What was I to do? I had hardly any money, no place to go, no way to get anywhere, and only one shoe. Even the short run had exhausted my panic, and now there was something touching in hearing my name called like that. I took a deep breath and stood up. He saw me across the clover and waved. Now we were really in this together, I thought. Once you cross the line, the biggest misfit, the worst outlaw is your ally. Who else do you have? Walking back, I paused to snap off a clover stem and chew on the sweet flower. Already, the sun slanting over the horizon felt hot on my neck. Anyway, I thought, I’m not scared of Elro. I knew I could cope, even if Sissy couldn’t. Poor Sissy—maybe she really was a cock-tease, though I’m sure she didn’t even know what the word means. She probably just got hit with some strong feelings. Even out there in Jesus-land, you can’t escape the feelings. Elro may have been right—she wanted it, but she didn’t, she was pulled both ways. Well, that wasn’t my problem. Getting frightened and running had cleared my mind. I owed Elro one. He’d helped me escape, and now he had a right to collect.
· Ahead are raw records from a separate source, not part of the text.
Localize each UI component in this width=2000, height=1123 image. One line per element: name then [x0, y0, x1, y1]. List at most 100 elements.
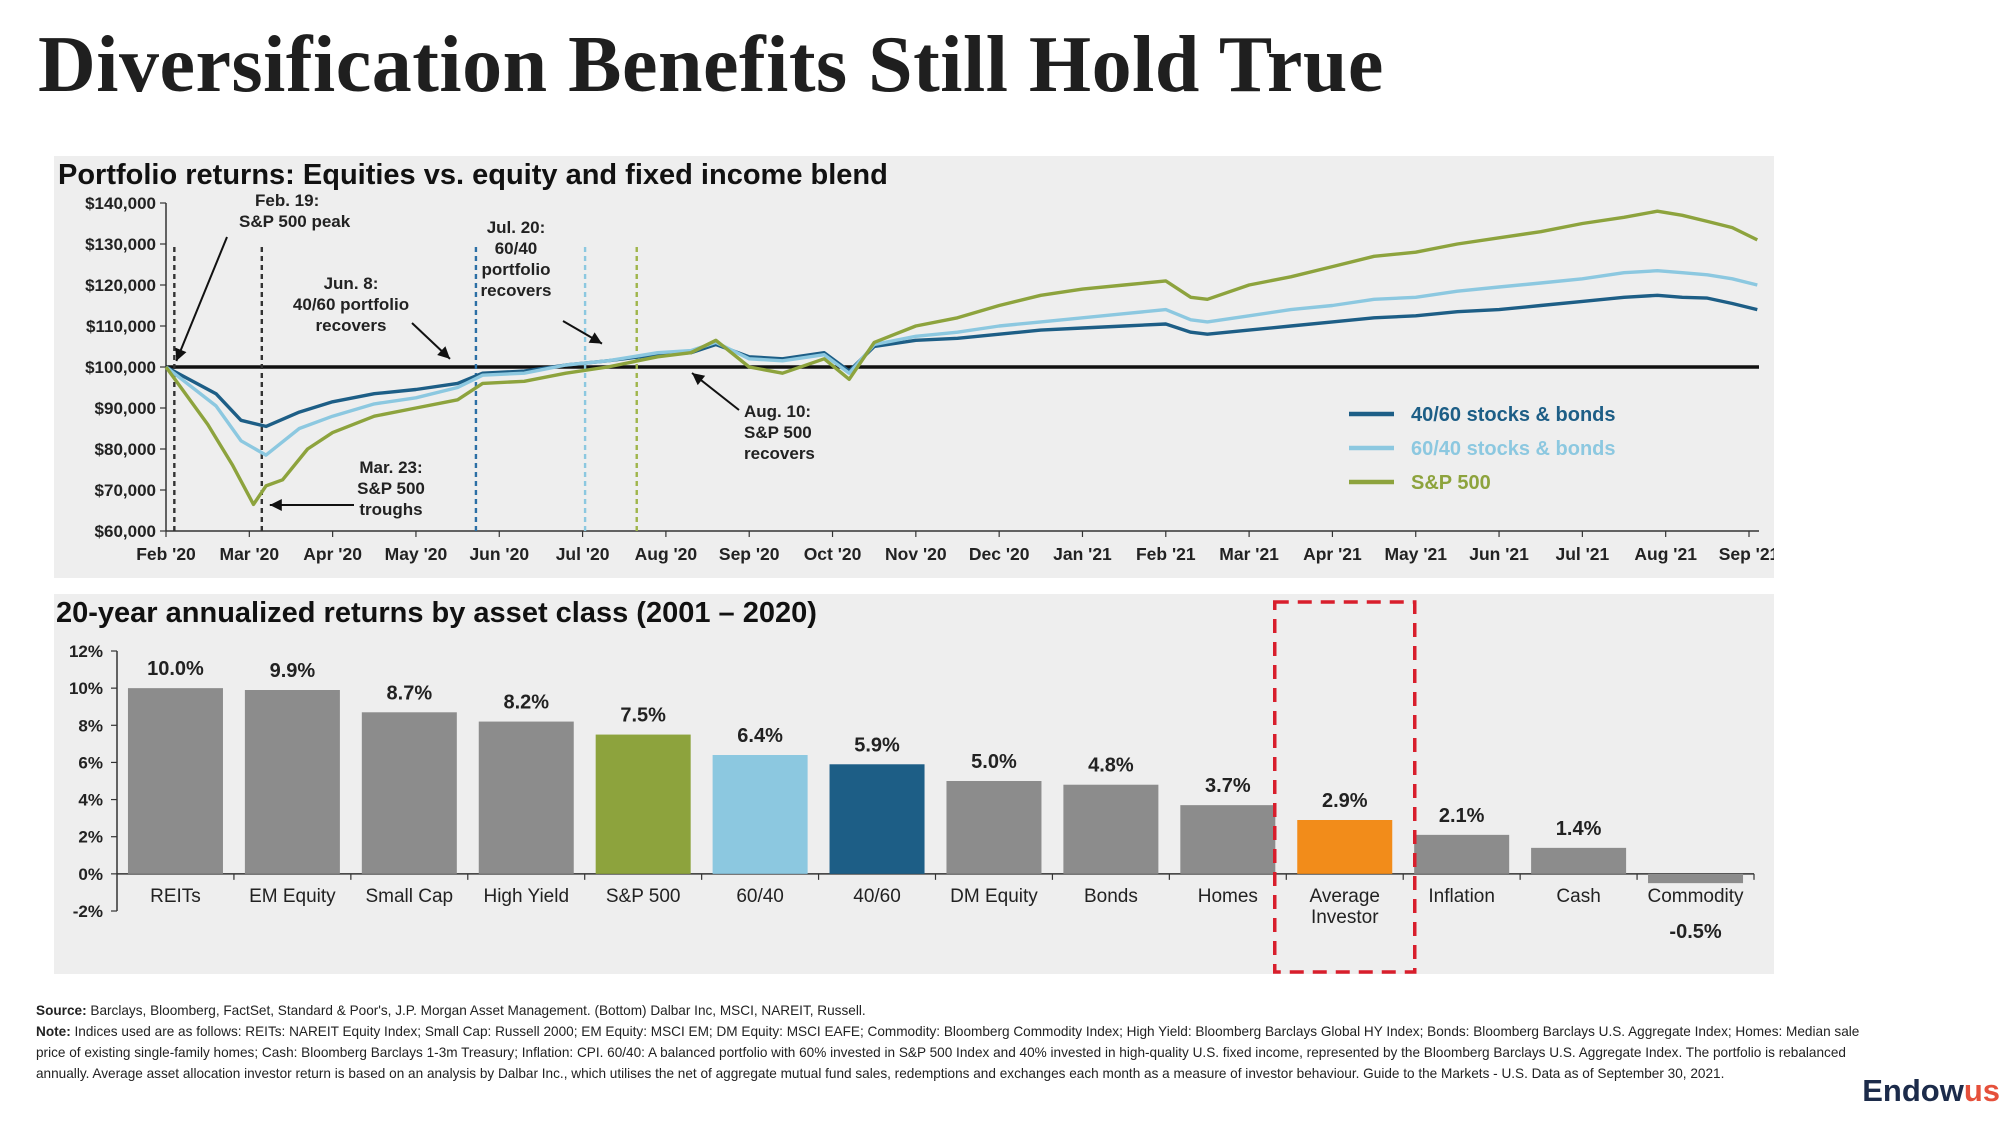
line-chart-panel: Portfolio returns: Equities vs. equity a…: [54, 156, 1774, 578]
category-line: EM Equity: [249, 886, 336, 907]
bar-category-label: DM Equity: [950, 886, 1038, 907]
bar-value-label: 9.9%: [270, 660, 316, 682]
line-x-tick-label: Feb '20: [136, 544, 196, 564]
bar-cash: [1531, 847, 1627, 874]
line-x-tick-label: Sep '21: [1719, 544, 1774, 564]
line-x-tick-label: May '20: [385, 544, 448, 564]
bar-reits: [127, 688, 223, 874]
endowus-logo: Endowus: [1862, 1073, 2000, 1109]
bar-category-label: Average Investor: [1310, 886, 1380, 928]
line-annotation: Mar. 23: S&P 500 troughs: [357, 458, 425, 519]
line-x-tick-label: Dec '20: [969, 544, 1030, 564]
category-line: High Yield: [483, 886, 569, 907]
annotation-arrow: [175, 236, 228, 362]
annotation-line: Mar. 23:: [359, 458, 422, 477]
bar-chart-panel: 20-year annualized returns by asset clas…: [54, 594, 1774, 974]
bar-y-tick-label: 12%: [69, 642, 103, 661]
annotation-line: troughs: [359, 500, 422, 519]
bar-category-label: 60/40: [736, 886, 784, 907]
annotation-line: recovers: [481, 281, 552, 300]
category-line: Small Cap: [365, 886, 453, 907]
line-series-40-60-stocks-bonds: [165, 293, 1758, 429]
highlight-box: [1273, 600, 1417, 974]
bar-value-label: 8.2%: [503, 692, 549, 714]
bar-small-cap: [361, 712, 457, 874]
bar-value-label: 4.8%: [1088, 755, 1134, 777]
bar-value-label: 5.0%: [971, 751, 1017, 773]
logo-accent: us: [1963, 1073, 2000, 1108]
line-x-tick-label: Feb '21: [1136, 544, 1196, 564]
bar-value-label: 8.7%: [387, 682, 433, 704]
line-x-tick-label: May '21: [1384, 544, 1447, 564]
bar-value-label: 6.4%: [737, 725, 783, 747]
annotation-line: Jun. 8:: [324, 274, 379, 293]
bar-category-label: Cash: [1556, 886, 1600, 907]
bar-y-tick-label: 2%: [78, 828, 103, 847]
bar-category-label: Bonds: [1084, 886, 1138, 907]
bar-category-label: Small Cap: [365, 886, 453, 907]
legend-label: 60/40 stocks & bonds: [1411, 438, 1616, 460]
line-x-tick-label: Oct '20: [804, 544, 862, 564]
line-y-tick-label: $100,000: [85, 358, 156, 377]
bar-chart-title: 20-year annualized returns by asset clas…: [56, 597, 817, 629]
legend-label: S&P 500: [1411, 472, 1491, 494]
bar-category-label: REITs: [150, 886, 201, 907]
line-x-tick-label: Apr '21: [1303, 544, 1362, 564]
arrow-head: [692, 373, 706, 386]
bar-value-label: 5.9%: [854, 734, 900, 756]
line-x-tick-label: Sep '20: [719, 544, 780, 564]
source-text: Barclays, Bloomberg, FactSet, Standard &…: [90, 1003, 866, 1018]
category-line: Cash: [1556, 886, 1600, 907]
source-notes: Source: Barclays, Bloomberg, FactSet, St…: [36, 1000, 1876, 1084]
line-x-tick-label: Nov '20: [885, 544, 947, 564]
category-line: Average: [1310, 886, 1380, 907]
source-label: Source:: [36, 1003, 87, 1018]
line-x-tick-label: Aug '20: [635, 544, 698, 564]
arrow-head: [269, 499, 282, 511]
logo-main: Endow: [1862, 1073, 1964, 1108]
line-chart: $60,000 $70,000 $80,000 $90,000 $100,000 $110…: [85, 191, 1774, 564]
line-y-tick-label: $120,000: [85, 276, 156, 295]
bar-value-label: -0.5%: [1669, 921, 1721, 943]
note-text: Indices used are as follows: REITs: NARE…: [36, 1024, 1860, 1081]
note-label: Note:: [36, 1024, 71, 1039]
category-line: Bonds: [1084, 886, 1138, 907]
bar-y-tick-label: 6%: [78, 753, 103, 772]
category-line: DM Equity: [950, 886, 1038, 907]
annotation-line: Jul. 20:: [487, 218, 546, 237]
bar-homes: [1180, 805, 1276, 874]
bar-y-tick-label: 10%: [69, 679, 103, 698]
legend-label: 40/60 stocks & bonds: [1411, 404, 1616, 426]
bar-y-tick-label: 0%: [78, 865, 103, 884]
bar-value-label: 10.0%: [147, 658, 204, 680]
category-line: S&P 500: [606, 886, 681, 907]
category-line: Homes: [1198, 886, 1258, 907]
line-annotation: Aug. 10: S&P 500 recovers: [744, 402, 815, 463]
bar-inflation: [1414, 834, 1510, 874]
line-y-tick-label: $90,000: [95, 399, 156, 418]
line-x-tick-label: Jan '21: [1053, 544, 1112, 564]
line-x-tick-label: Jul '20: [556, 544, 610, 564]
line-x-tick-label: Aug '21: [1634, 544, 1697, 564]
bar-high-yield: [478, 721, 574, 874]
annotation-line: recovers: [744, 444, 815, 463]
line-x-tick-label: Apr '20: [303, 544, 362, 564]
bar-average-investor: [1297, 820, 1393, 874]
annotation-line: recovers: [316, 316, 387, 335]
bar-value-label: 1.4%: [1556, 818, 1602, 840]
bar-y-tick-label: 4%: [78, 791, 103, 810]
bar-s-p-500: [595, 734, 691, 874]
bar-category-label: High Yield: [483, 886, 569, 907]
bar-dm-equity: [946, 781, 1042, 874]
line-y-tick-label: $110,000: [86, 317, 156, 336]
line-y-tick-label: $130,000: [85, 235, 156, 254]
annotation-line: S&P 500: [744, 423, 812, 442]
bar-category-label: S&P 500: [606, 886, 681, 907]
category-line: Inflation: [1428, 886, 1495, 907]
arrow-head: [588, 332, 602, 344]
line-y-tick-label: $60,000: [95, 522, 156, 541]
line-x-tick-label: Mar '20: [220, 544, 280, 564]
bar-value-label: 3.7%: [1205, 775, 1251, 797]
category-line: Commodity: [1647, 886, 1744, 907]
bar-chart: -2% 0% 2% 4% 6% 8% 10% 12% 10.0% REITs 9.9% EM Equ…: [69, 600, 1755, 974]
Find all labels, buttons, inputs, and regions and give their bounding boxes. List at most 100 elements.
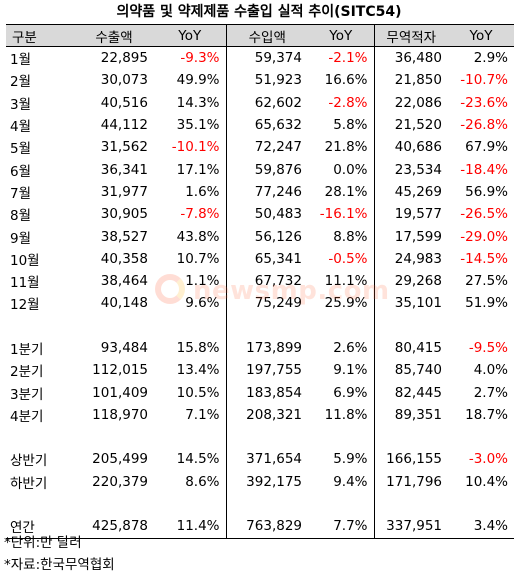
import-value: 75,249: [254, 295, 302, 312]
export-value: 93,484: [100, 340, 148, 356]
import-yoy: 11.8%: [308, 403, 375, 427]
import-value: 183,854: [246, 384, 302, 401]
import-value: 72,247: [254, 139, 302, 156]
quarter-row: 4분기 118,970 7.1% 208,321 11.8% 89,351 18.7%: [6, 403, 514, 427]
half-row: 하반기 220,379 8.6% 392,175 9.4% 171,796 10.4%: [6, 470, 514, 493]
source-note: *자료:한국무역협회: [4, 557, 115, 573]
deficit-yoy: 51.9%: [465, 295, 508, 312]
import-yoy: 28.1%: [308, 180, 375, 204]
import-yoy: 25.9%: [308, 292, 375, 315]
export-value: 425,878: [74, 515, 154, 539]
import-value: 208,321: [246, 406, 302, 423]
export-yoy: -9.3%: [154, 46, 227, 70]
month-row: 8월 30,905 -7.8% 50,483 -16.1% 19,577 -26.5%: [6, 203, 514, 226]
deficit-yoy: -9.5%: [468, 340, 508, 356]
spacer-cell: [448, 426, 514, 448]
import-value: 77,246: [254, 183, 302, 200]
deficit-value: 85,740: [394, 362, 442, 379]
import-yoy: -0.5%: [308, 247, 375, 270]
spacer-cell: [374, 493, 448, 515]
spacer-cell: [226, 493, 308, 515]
import-yoy: -2.8%: [308, 91, 375, 114]
month-row: 2월 30,073 49.9% 51,923 16.6% 21,850 -10.7%: [6, 69, 514, 92]
row-label: 4분기: [10, 408, 44, 425]
row-label: 9월: [10, 230, 32, 247]
deficit-yoy: 3.4%: [448, 515, 514, 539]
half-row: 상반기 205,499 14.5% 371,654 5.9% 166,155 -3.0%: [6, 448, 514, 471]
row-label: 4월: [10, 119, 32, 136]
row-label: 1월: [10, 52, 32, 69]
export-yoy: -10.1%: [154, 136, 227, 159]
export-yoy: 13.4%: [154, 359, 227, 382]
export-value: 44,112: [100, 117, 148, 134]
deficit-value: 21,520: [394, 117, 442, 134]
export-yoy: 14.5%: [154, 448, 227, 471]
month-row: 5월 31,562 -10.1% 72,247 21.8% 40,686 67.9%: [6, 136, 514, 159]
month-row: 4월 44,112 35.1% 65,632 5.8% 21,520 -26.8%: [6, 113, 514, 137]
quarter-row: 2분기 112,015 13.4% 197,755 9.1% 85,740 4.0%: [6, 359, 514, 382]
export-value: 30,905: [100, 206, 148, 223]
import-value: 173,899: [246, 340, 302, 356]
deficit-yoy: -3.0%: [468, 451, 508, 468]
header-import: 수입액: [226, 24, 308, 47]
deficit-yoy: 27.5%: [465, 273, 508, 290]
month-row: 7월 31,977 1.6% 77,246 28.1% 45,269 56.9%: [6, 180, 514, 204]
month-row: 11월 38,464 1.1% 67,732 11.1% 29,268 27.5%: [6, 269, 514, 293]
spacer-cell: [448, 315, 514, 337]
header-deficit: 무역적자: [374, 24, 448, 47]
import-value: 50,483: [254, 206, 302, 223]
row-label: 상반기: [10, 453, 48, 470]
spacer-cell: [74, 315, 154, 337]
deficit-value: 166,155: [386, 451, 442, 468]
export-yoy: -7.8%: [154, 203, 227, 226]
export-value: 40,148: [100, 295, 148, 312]
row-label: 하반기: [10, 475, 48, 492]
export-value: 40,358: [100, 250, 148, 267]
spacer-row: [6, 426, 514, 449]
deficit-value: 22,086: [394, 94, 442, 111]
annual-row: 연간 425,878 11.4% 763,829 7.7% 337,951 3.4%: [6, 515, 514, 539]
row-label: 2월: [10, 74, 32, 91]
row-label: 7월: [10, 185, 32, 202]
month-row: 3월 40,516 14.3% 62,602 -2.8% 22,086 -23.6%: [6, 91, 514, 114]
spacer-row: [6, 492, 514, 516]
row-label: 연간: [6, 515, 74, 539]
import-value: 65,632: [254, 117, 302, 134]
import-yoy: 2.6%: [308, 336, 375, 360]
month-row: 10월 40,358 10.7% 65,341 -0.5% 24,983 -14.5%: [6, 247, 514, 270]
table-title: 의약품 및 약제제품 수출입 실적 추이(SITC54): [116, 4, 402, 20]
import-yoy: -16.1%: [308, 203, 375, 226]
deficit-value: 45,269: [394, 183, 442, 200]
deficit-value: 35,101: [394, 295, 442, 312]
export-value: 205,499: [92, 451, 148, 468]
export-value: 36,341: [100, 161, 148, 178]
deficit-yoy: -26.8%: [460, 117, 508, 134]
deficit-value: 21,850: [394, 72, 442, 89]
export-yoy: 49.9%: [154, 69, 227, 92]
export-value: 220,379: [92, 473, 148, 490]
import-yoy: 5.8%: [308, 113, 375, 137]
export-value: 22,895: [100, 50, 148, 67]
spacer-cell: [374, 315, 448, 337]
row-label: 1분기: [10, 342, 44, 358]
export-value: 112,015: [92, 362, 148, 379]
export-yoy: 11.4%: [154, 515, 227, 539]
import-yoy: 5.9%: [308, 448, 375, 471]
export-value: 118,970: [92, 406, 148, 423]
deficit-yoy: -18.4%: [460, 161, 508, 178]
deficit-value: 17,599: [394, 228, 442, 245]
spacer-cell: [226, 315, 308, 337]
import-value: 371,654: [246, 451, 302, 468]
spacer-cell: [6, 426, 74, 448]
header-import-yoy: YoY: [308, 24, 375, 47]
export-yoy: 15.8%: [154, 336, 227, 360]
export-yoy: 7.1%: [154, 403, 227, 427]
import-value: 59,876: [254, 161, 302, 178]
month-row: 12월 40,148 9.6% 75,249 25.9% 35,101 51.9%: [6, 292, 514, 315]
spacer-row: [6, 314, 514, 337]
row-label: 2분기: [10, 364, 44, 381]
spacer-cell: [74, 426, 154, 448]
import-value: 56,126: [254, 228, 302, 245]
spacer-cell: [308, 314, 375, 337]
row-label: 10월: [10, 252, 40, 269]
I’d pay off, at least once. Sorry, Sissy, I thought, but nothing I can do will bring you back.

“That was stupid,” said Elro, as I clambered up the bank to the pickup. His hair was damp from sweat, and he was chewing a giant wad of gum.

“I lost my shoe.”

He turned his back and walked around to the cab. “Serves you right.”

I had to step over the vomit to get in the truck. “It wasn’t as stupid as drinking half a bottle of whiskey,” I said.

He started the pickup off hard, kicking up dust and gravel. “It only happened ’cause I had to run. If you hadn’t got crazy, I’d’ve been fine.”

A few miles down the road, he picked up the bottle with what was left of the whiskey in it and flung it sidearm out the

window. “There,” he said.

THIRTY-TWO

We bumped along for the next hour or so, and Elro didn’t say much. There were fields all around and occasionally a farmhouse, but the country was wilder than around Katydid, or if not wilder, at least less fussed over. The fields were bigger, and they were separated by tangled patches of woods so dense you couldn’t see more than a few feet into them. In the distance, tree-covered hills poked out of the flatness like mountains. Crossing streams, we’d drive over rickety bridges made of lumber that buckled and clattered under the weight of the truck. Once, near a barn, we had to stop while a boy steered a herd of brown cows across the road to a pasture. The boy was about twelve, and he was wearing overalls and carrying a broom handle that he rapped on the ground to keep the cows in line.

“Mornin’,” he said to Elro after the last lumbering cow had crossed in front of us.

“Mornin’.”

“You goin’ to town today?” The boy stood beside Elro’s window. His hair was the color of straw and stuck up in tufts on his head.

“You better watch your cow there,” Elro said. The last heifer had missed the gate and was following the grass down the side of the road. The farm boy took off after the animal.

“Hee-awww!” he yelled, waving his stick and circling around to head the cow off. “Hee-awww, baby!”

Elro waited for the straggler to be walked into the pasture and then started out slowly, so as not to spook the herd.

“Thanks,” called the boy, saluting with his stick. “Maybe I’ll see you in town.”

By now, the sun was above the trees. We started passing men on tractors, and we passed one man riding a wagon pulled by a horse.

“Are we in Wisconsin?” I asked.

“Guess so.”

“Do you know where we are?”

“Maybe.”

“It’s so rural.”

“So.”

As we drove along a cornfield, my eyes ticked off each perfect row, stretching into a green infinity. It was hypnotizing, and I had to pull myself away.

“Elro, I’m sorry that I ran away back there,” I said.

He grunted, not looking at me.

“I’m sorry about that, but there’s still something I have to ask you, okay?”